Sahara: La cour européenne de justice examine un recours du polisario

28 Fév 2021 à 16:38 Politique
Sahara: La cour européenne de justice examine un recours du polisario

La Cour européenne de justice (CJUE) est attendue mardi et mercredi pour étudier le recours des séparatistes du polisario concernant les accords commerciaux entre l’UE et le Maroc. L’Union européenne est appelée à rejoindre la tendance internationale visant à trouver une solution politique sous souveraineté marocaine.

Deux séances sont prévues mardi et mercredi pour discuter des accords UE-Maroc sur l’exportation de poissons, de tomates et de melons cultivés dans les provinces sahariennes marocains, que les séparatistes armés du polisario revendiquent.

Les séparatistes sahraouis avaient introduit ce recours le 27 avril 2019, et si la Cour européenne de justice doit l’examiner le 2 mars, les conclusions ne sont pas attendues avant plusieurs mois.

Il ne s’agit pas de la première fois que les séparatistes du polisario remettent en cause les accords conclus entre le Maroc et l’Union européenne. Déjà en 2016 et en 2018, les séparatistes sahraouis avaient porté l’affaire devant le CJUE pour tenter d’arracher une victoire symbolique, visant à reconnaitre leur contrôle sur ce territoire disputé.

Il ne s’agira pas de la dernière fois non plus, où les séparatistes attaqueront les accords Maroc-UE, tant que l’Union européenne n’aura pas pris une position politique plus claire concernant ce conflit fabriqué en 1973, par l’ancien président algérien Houari Boumédiène qui avait pour objectif de soumettre toute l’Afrique du nord, en particulier le Maroc qui avait réussi à retrouver son indépendance avant l’Algérie, et avait remporté plusieurs victoires militaires, notamment celle d’Amgala 1 et 2.

Si au niveau diplomatique les institutions européennes restent sur leur position concernant le conflit du Sahara, en se référant au processus onusien et en qualifiant l’initiative marocaine d’autonomie de sérieuse et crédible, au niveau commercial, l’UE est une fois de plus attaquée par les séparatistes du polisario qui revendiquent le Sahara.

Malgré la multiplication des reconnaissances internationales de la pleine souveraineté du Maroc sur ses provinces sahariennes, l’Union européenne est restée pour le moment sur une position jugée pas assez courageuse et, qui n’aide pas à trouver une solution à ce dossier.

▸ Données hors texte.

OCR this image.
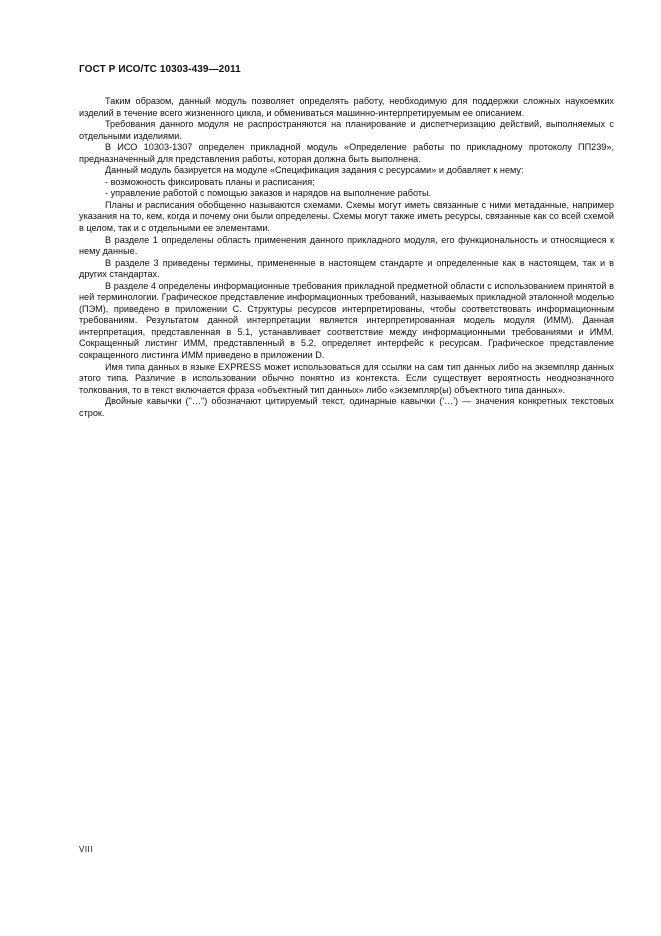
ГОСТ Р ИСО/ТС 10303-439—2011

Таким образом, данный модуль позволяет определять работу, необходимую для поддержки сложных наукоемких изделий в течение всего жизненного цикла, и обмениваться машинно-интерпретируемым ее описанием.

Требования данного модуля не распространяются на планирование и диспетчеризацию действий, выполняемых с отдельными изделиями.

В ИСО 10303-1307 определен прикладной модуль «Определение работы по прикладному протоколу ПП239», предназначенный для представления работы, которая должна быть выполнена.

Данный модуль базируется на модуле «Спецификация задания с ресурсами» и добавляет к нему:

- возможность фиксировать планы и расписания;

- управление работой с помощью заказов и нарядов на выполнение работы.

Планы и расписания обобщенно называются схемами. Схемы могут иметь связанные с ними метаданные, например указания на то, кем, когда и почему они были определены. Схемы могут также иметь ресурсы, связанные как со всей схемой в целом, так и с отдельными ее элементами.

В разделе 1 определены область применения данного прикладного модуля, его функциональность и относящиеся к нему данные.

В разделе 3 приведены термины, примененные в настоящем стандарте и определенные как в настоящем, так и в других стандартах.

В разделе 4 определены информационные требования прикладной предметной области с использованием принятой в ней терминологии. Графическое представление информационных требований, называемых прикладной эталонной моделью (ПЭМ), приведено в приложении С. Структуры ресурсов интерпретированы, чтобы соответствовать информационным требованиям. Результатом данной интерпретации является интерпретированная модель модуля (ИММ). Данная интерпретация, представленная в 5.1, устанавливает соответствие между информационными требованиями и ИММ. Сокращенный листинг ИММ, представленный в 5.2, определяет интерфейс к ресурсам. Графическое представление сокращенного листинга ИММ приведено в приложении D.

Имя типа данных в языке EXPRESS может использоваться для ссылки на сам тип данных либо на экземпляр данных этого типа. Различие в использовании обычно понятно из контекста. Если существует вероятность неоднозначного толкования, то в текст включается фраза «объектный тип данных» либо «экземпляр(ы) объектного типа данных».

Двойные кавычки ("…") обозначают цитируемый текст, одинарные кавычки ('…') — значения конкретных текстовых строк.

VIII
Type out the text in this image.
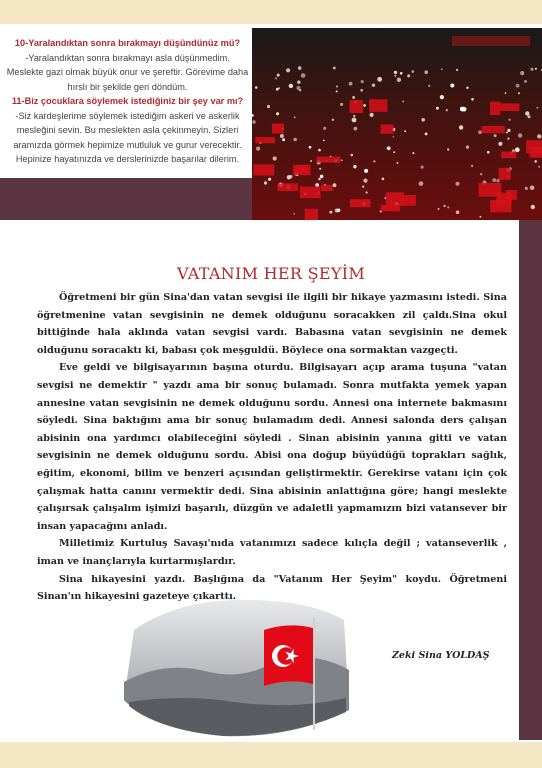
10-Yaralandıktan sonra bırakmayı düşündünüz mü?
-Yaralandıktan sonra bırakmayı asla düşünmedim. Meslekte gazi olmak büyük onur ve şereftir. Görevime daha hırslı bir şekilde geri döndüm.
11-Biz çocuklara söylemek istediğiniz bir şey var mı?
-Siz kardeşlerime söylemek istediğim askeri ve askerlik mesleğini sevin. Bu meslekten asla çekinmeyin. Sizleri aramızda görmek hepimize mutluluk ve gurur verecektir. Hepinize hayatınızda ve derslerinizde başarılar dilerim.
VATANIM HER ŞEYİM

Öğretmeni bir gün Sina'dan vatan sevgisi ile ilgili bir hikaye yazmasını istedi. Sina öğretmenine vatan sevgisinin ne demek olduğunu soracakken zil çaldı.Sina okul bittiğinde hala aklında vatan sevgisi vardı. Babasına vatan sevgisinin ne demek olduğunu soracaktı ki, babası çok meşguldü. Böylece ona sormaktan vazgeçti.

Eve geldi ve bilgisayarının başına oturdu. Bilgisayarı açıp arama tuşuna "vatan sevgisi ne demektir " yazdı ama bir sonuç bulamadı. Sonra mutfakta yemek yapan annesine vatan sevgisinin ne demek olduğunu sordu. Annesi ona internete bakmasını söyledi. Sina baktığını ama bir sonuç bulamadım dedi. Annesi salonda ders çalışan abisinin ona yardımcı olabileceğini söyledi . Sinan abisinin yanına gitti ve vatan sevgisinin ne demek olduğunu sordu. Abisi ona doğup büyüdüğü toprakları sağlık, eğitim, ekonomi, bilim ve benzeri açısından geliştirmektir. Gerekirse vatanı için çok çalışmak hatta canını vermektir dedi. Sina abisinin anlattığına göre; hangi meslekte çalışırsak çalışalım işimizi başarılı, düzgün ve adaletli yapmamızın bizi vatansever bir insan yapacağını anladı.

Milletimiz Kurtuluş Savaşı'nıda vatanımızı sadece kılıçla değil ; vatanseverlik , iman ve inançlarıyla kurtarmışlardır.

Sina hikayesini yazdı. Başlığına da "Vatanım Her Şeyim" koydu. Öğretmeni Sinan'ın hikayesini gazeteye çıkarttı.

Zeki Sina YOLDAŞ
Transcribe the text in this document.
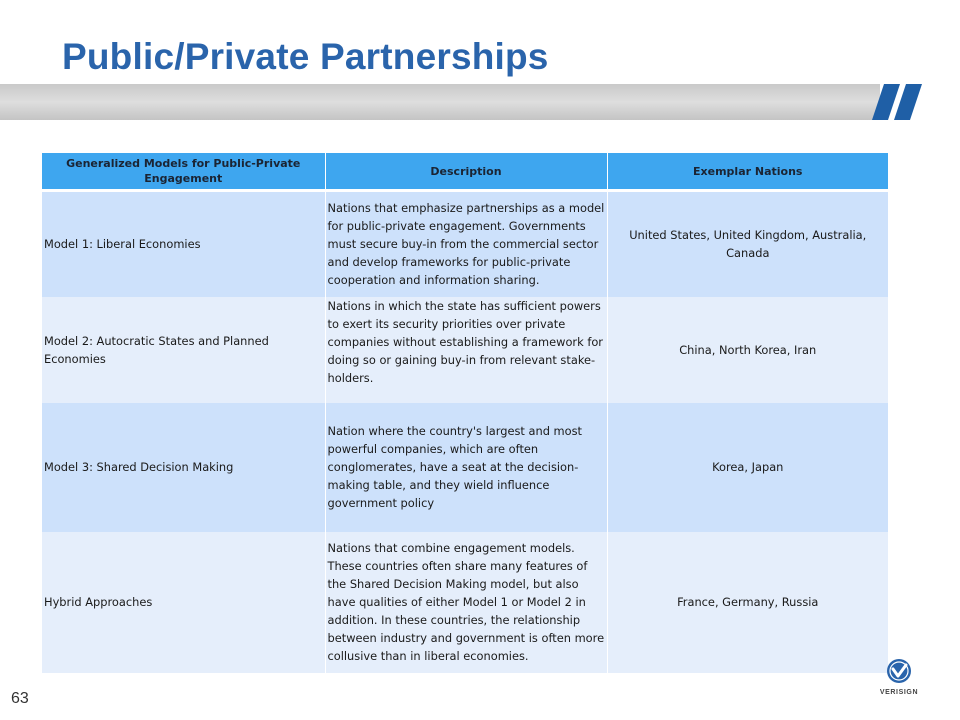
Public/Private Partnerships
Generalized Models for Public-Private Engagement	Description	Exemplar Nations
Model 1: Liberal Economies	Nations that emphasize partnerships as a model for public-private engagement. Governments must secure buy-in from the commercial sector and develop frameworks for public-private cooperation and information sharing.	United States, United Kingdom, Australia, Canada
Model 2: Autocratic States and Planned Economies	Nations in which the state has sufficient powers to exert its security priorities over private companies without establishing a framework for doing so or gaining buy-in from relevant stake-holders.	China, North Korea, Iran
Model 3: Shared Decision Making	Nation where the country's largest and most powerful companies, which are often conglomerates, have a seat at the decision-making table, and they wield influence government policy	Korea, Japan
Hybrid Approaches	Nations that combine engagement models. These countries often share many features of the Shared Decision Making model, but also have qualities of either Model 1 or Model 2 in addition. In these countries, the relationship between industry and government is often more collusive than in liberal economies.	France, Germany, Russia
63	VERISIGN
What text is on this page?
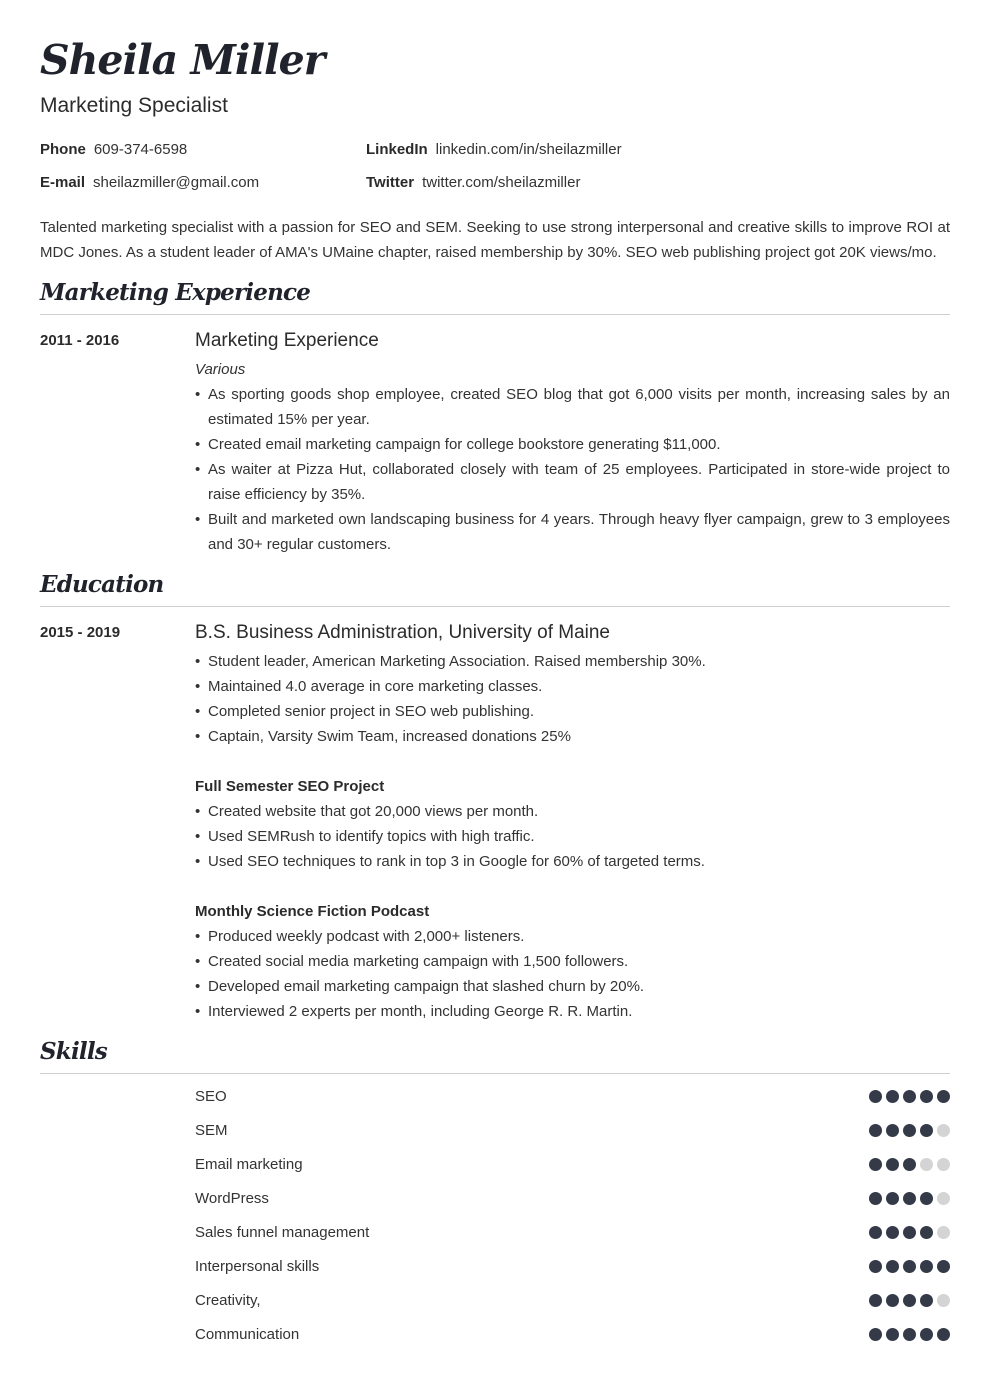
Sheila Miller
Marketing Specialist
Phone 609-374-6598	LinkedIn linkedin.com/in/sheilazmiller
E-mail sheilazmiller@gmail.com	Twitter twitter.com/sheilazmiller
Talented marketing specialist with a passion for SEO and SEM. Seeking to use strong interpersonal and creative skills to improve ROI at MDC Jones. As a student leader of AMA's UMaine chapter, raised membership by 30%. SEO web publishing project got 20K views/mo.
Marketing Experience
2011 - 2016	Marketing Experience
Various
• As sporting goods shop employee, created SEO blog that got 6,000 visits per month, increasing sales by an estimated 15% per year.
• Created email marketing campaign for college bookstore generating $11,000.
• As waiter at Pizza Hut, collaborated closely with team of 25 employees. Participated in store-wide project to raise efficiency by 35%.
• Built and marketed own landscaping business for 4 years. Through heavy flyer campaign, grew to 3 employees and 30+ regular customers.
Education
2015 - 2019	B.S. Business Administration, University of Maine
• Student leader, American Marketing Association. Raised membership 30%.
• Maintained 4.0 average in core marketing classes.
• Completed senior project in SEO web publishing.
• Captain, Varsity Swim Team, increased donations 25%
Full Semester SEO Project
• Created website that got 20,000 views per month.
• Used SEMRush to identify topics with high traffic.
• Used SEO techniques to rank in top 3 in Google for 60% of targeted terms.
Monthly Science Fiction Podcast
• Produced weekly podcast with 2,000+ listeners.
• Created social media marketing campaign with 1,500 followers.
• Developed email marketing campaign that slashed churn by 20%.
• Interviewed 2 experts per month, including George R. R. Martin.
Skills
SEO
SEM
Email marketing
WordPress
Sales funnel management
Interpersonal skills
Creativity,
Communication
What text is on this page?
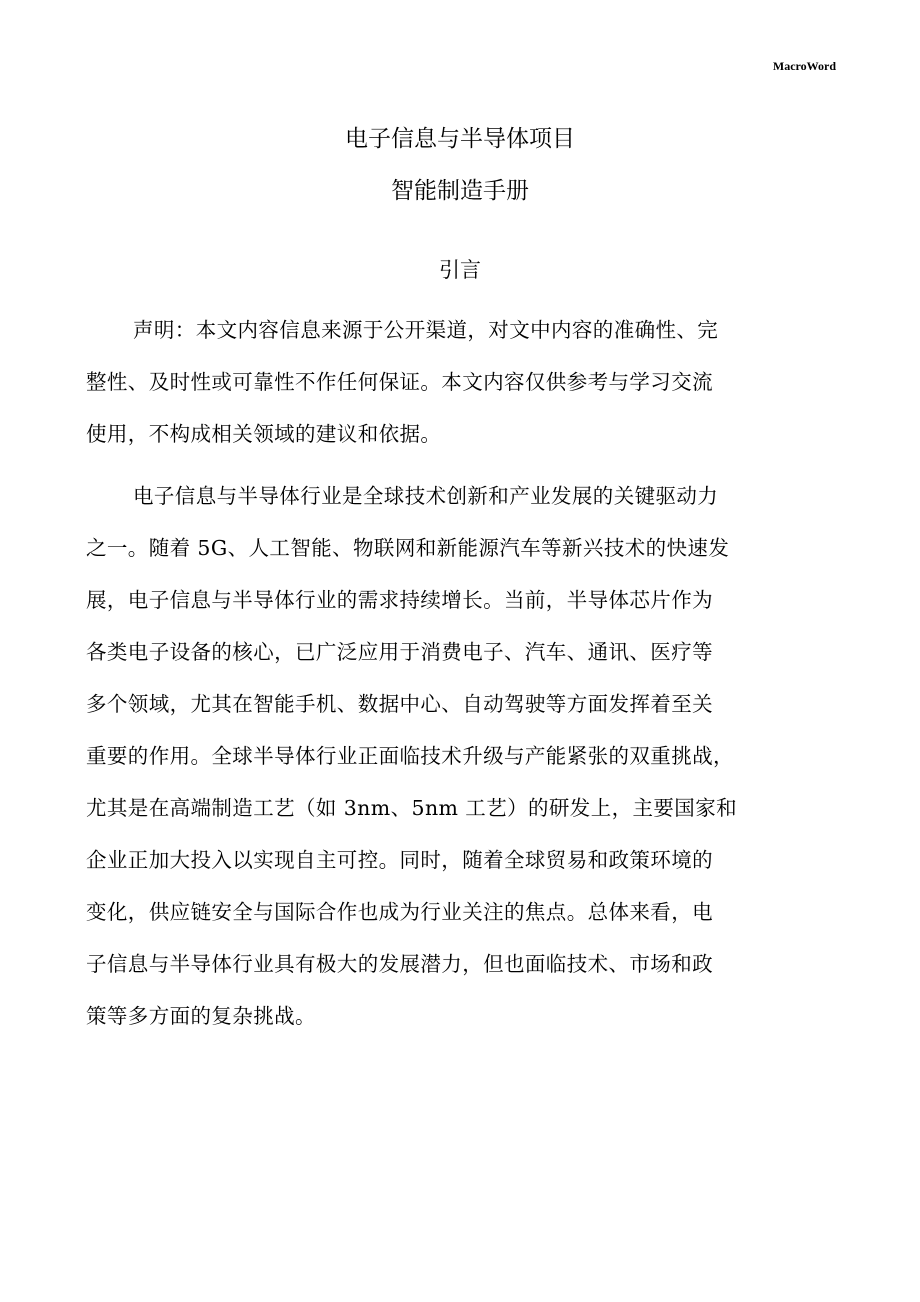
MacroWord
电子信息与半导体项目
智能制造手册
引言
声明：本文内容信息来源于公开渠道，对文中内容的准确性、完
整性、及时性或可靠性不作任何保证。本文内容仅供参考与学习交流
使用，不构成相关领域的建议和依据。
电子信息与半导体行业是全球技术创新和产业发展的关键驱动力
之一。随着 5G、人工智能、物联网和新能源汽车等新兴技术的快速发
展，电子信息与半导体行业的需求持续增长。当前，半导体芯片作为
各类电子设备的核心，已广泛应用于消费电子、汽车、通讯、医疗等
多个领域，尤其在智能手机、数据中心、自动驾驶等方面发挥着至关
重要的作用。全球半导体行业正面临技术升级与产能紧张的双重挑战，
尤其是在高端制造工艺（如 3nm、5nm 工艺）的研发上，主要国家和
企业正加大投入以实现自主可控。同时，随着全球贸易和政策环境的
变化，供应链安全与国际合作也成为行业关注的焦点。总体来看，电
子信息与半导体行业具有极大的发展潜力，但也面临技术、市场和政
策等多方面的复杂挑战。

Pour le chef de la diplomatie marocaine, Nasser Bourita, «il suffit que l’Europe sorte de sa zone de confort et soutienne cette tendance internationale», estimant que  «le processus a tourné en rond pendant des années» et qu’aujourd’hui, «une orientation émerge et c’est cette orientation-là que l’UE doit épouser également» surtout que l’une des principales préoccupations de l’Union européenne est de sécuriser la zone sahélo-saharienne (élément faisant partie du nouvel agenda pour la méditerranée 2021-2017 de l’UE), aujourd’hui menacée depuis que les séparatistes ont annoncé la fin du cessez le feu conclu en 1991.

Le Maroc a su faire évoluer sa position sur le Sahara pour trouver une issue à ce conflit qui tourne en rond depuis de nombreuses années, devant des séparatistes nourris par l’Algérie qui cherchent à déstabiliser la région en lançant une guerre aux répercussions dévastatrices pour les deux principales parties au conflit, à savoir le Maroc et l’Algérie.

Le plan d’autonomie sous souveraineté marocaine recueille de plus en plus de soutiens internationaux, car il s’agit de la proposition la plus avancée en termes de concessions et de compromis par Rabat et est perçue par la communauté internationale comme une solution crédible, pragmatique, réaliste, pour mettre fin à ce conflit.

Alors que l’UE qui est attachée au multilatéralisme, elle est attendue pour prendre part à l’élan international visant à mettre fin à ce conflit en s’attachant à un règlement politique et sur la base du compromis, ce qui permettra de continuer à faire vivre un partenariat jugé « excellent » avec le Maroc.

C’est d’ailleurs la promesse faite par le Commissaire à l’Élargissement et à la Politique européenne de Voisinage, Oliver Varhelyi, qui affirmé que l’Union européenne utilisera « tous les moyens possibles pour faire progresser » son partenariat avec le Royaume du Maroc, après un entretien téléphonique avec le chef de la diplomatie marocaine Nasser Bourita.